Neil se tumbó a mi lado, sonriendo.

-Pues… esta mañana a las diez, más o menos.

-¿Cómo lo sabías? –Pregunté, inclinándome hacia él.

-¿Tú qué crees? Uno, que tiene contactos. –Se jactó, sacando de mí una tintineante risa. -¿Te gusta?

Sus ojos brillaban como los de un perrito ante su ama, lo que me enterneció de alguna manera. Se me escapó sin pensar:

-Sí, me gustas.

Un segundo después, cuando el sonido llegó a mi cabeza y ésta lo procesó, mis mejillas cogieron el mismo color que el de un tomate maduro, por lo que me di media vuelta, tapándome la cara con las manos, avergonzada. Él intentó asomarse a través de mi hombro, pero no le dejé, escondiéndome.

-¡No me mires!

-¿Por qué? Me gusta tu cara sonrojada. –Susurró, meloso.

-¡Pero a mí no! –Intenté echar a correr, pero él me agarró por la cintura, clavándome en la hierba sin piedad.

Al final aparté las manos de mi cara, pero cerrando los ojos para no ver qué expresión ponía.

-Eres como una niña. –Dictaminó con aire divertido.

Cuando iba a abrir los ojos, me los tapó con la mano, como aquella vez en la cafetería, y de la misma forma, me besó.

-¿Qué…? –Susurré, confusa.

-Eres diferente de cómo pensaba. Pero aún así, eres mejor de lo que esperaba. A mí también me gustas.

Me quedé sin respiración un segundo, alucinada. Esa era la declaración más sincera que había escuchado en toda mi vida.

-¿Mejor de lo que… esperabas? –Conseguí decir a duras penas, aún ciega.

-Sí, cientos de veces mejor.

Por fin me dejó mirar y me encontré de pleno con su radiante sonrisa y el brillo que le sacaba el sol a su pendiente. Allí estaba otra vez su aroma, sustituyendo al de la hierba fresca y recién cortada.

-Aún no sé a qué hueles. –Susurré, dejando caer mis manos sobre el regazo, confusa.

-No te lo diré.

Me dejó clavada en el sitio, sorprendida. Su sonrisa tenía ahora un punto de burlona.

-¿Por qué?

-Si quieres saberlo, tendrás que darme a cambio un beso. –Replicó con una mueca pícara.

-¡No! –Me negué, llevándome las manos a la cara. -¡Me da mucha vergüenza!

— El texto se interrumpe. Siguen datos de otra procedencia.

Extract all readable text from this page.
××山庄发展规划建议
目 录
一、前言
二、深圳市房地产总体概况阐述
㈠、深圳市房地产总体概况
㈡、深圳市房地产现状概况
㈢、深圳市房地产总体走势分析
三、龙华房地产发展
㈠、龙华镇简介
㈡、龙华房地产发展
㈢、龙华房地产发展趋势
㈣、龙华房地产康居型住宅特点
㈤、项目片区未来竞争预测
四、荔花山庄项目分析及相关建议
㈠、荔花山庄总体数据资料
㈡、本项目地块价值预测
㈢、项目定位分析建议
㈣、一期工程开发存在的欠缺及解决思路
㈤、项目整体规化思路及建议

-Pues entonces nunca sabrás a qué huelo hasta que lo descubras por ti misma.

Hice un mohín de disgusto, que se me quitó en cuanto Neil tiró de mi mejilla para distraerme.

-¡Aparta! –Exclamé, poniendo las manos en su pecho para que se alejara.

-¡Vamos!

Me cogió de la mano y tiró de mí de nuevo hacia la ciudad, sumergiéndome entre las calles y callejas, vagabundeando sin ir a ningún lugar. Miramos escaparates, nos sentamos en bancos, bebimos de fuentes, y nos recorrimos toda la ciudad hasta caer de nuevo frente a una puerta que conocía.

-Hoy no tendrás ningún reparo en entrar.

Me abrió la hoja con elegancia de caballero fingido y yo le respondí con una inclinación de cabeza, entrando. Ese restaurante tan caro y fastuoso, cuyo nombre era Claro de Luna, me sonaba. De lo único con lo que lo podría relacionar era con las comidas de empresa, y esa era una idea que poco a poco iba cogiendo cuerpo en mi mente. En lugar de dirigirnos a una mesa, Neil me condujo hasta la parte menos conocida de un restaurante: la cocina.